Dzisiaj o godzinie 11 Bayer Leverkusen zaczął operację związaną z meczem przeciwko KRC Genk w ramach rozgrywek Ligi Mistrzów.
Do przebycia jest zaledwie 130 km. Bliżej w ramach rozgrywek Bundesligi Bayer ma jedynie do M’gladbach, Dortmundu, Gelsenkirchen i Kolonii. Ostatni mecz jest nie tylko niezwykle blisko, ale także jest niezwykle ważny, ale rozgrywany w komfortowych okolicznościach.
Zwycięstwo zapewni wygranie grupy i rewanżowy mecz 1/8 finału na własnym stadionie. „Mecz z Genk jest bardzo istotny. Zajęcie 1 miejsca w grupie zwiększy naszą szansę na awans do ćwierćfinału o jakieś 20 do 30%” – analizuje trener Robin Dutt. „Jest to tak samo ważne spotkanie jak z Chelsea” – dodaje kapitan Simon Rolfes.
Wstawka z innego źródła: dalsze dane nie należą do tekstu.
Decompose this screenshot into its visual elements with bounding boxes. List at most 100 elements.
Bayer chce kontynuować swój sprint, który rozpoczął wygrany mecz z Chelsea, aż do świąt Bożego Narodzenia. Mecz nie będzie łatwy, nie tylko dlatego, że gospodarze mogą zarobić za wygraną 800 000 euro, ale przede wszystkim będą chcieli zmazać plamę po meczu z Valencią, przegranym 0:7.
„Mamy ogromną szansę być pierwsi w grupie. Chcemy to wykorzystać” – zapowiada z kolei Andre Schurrle. Bayer wygrywając w piątek z Hoffenheim zrealizował 1/4 swojego planu samych zwycięstw do końca rundy jesiennej. „Zaczęliśmy bardzo dobrze grać po wyboistym początku sezonu” – zauważa dyrektor sportowy Rudi Voller. Znowu 4 miejsce jest w zasięgu. Bayer jest od 5 meczy niepokonany w lidze. „Wreszcie wygraliśmy mecz, w którym nie sprawowaliśmy się zbyt dobrze” – zauważa po piątkowym zwycięstwie trener Dutt.
Losowanie 1/8 finału Ligi Mistrzów odbędzie się 16 grudnia 2011 roku.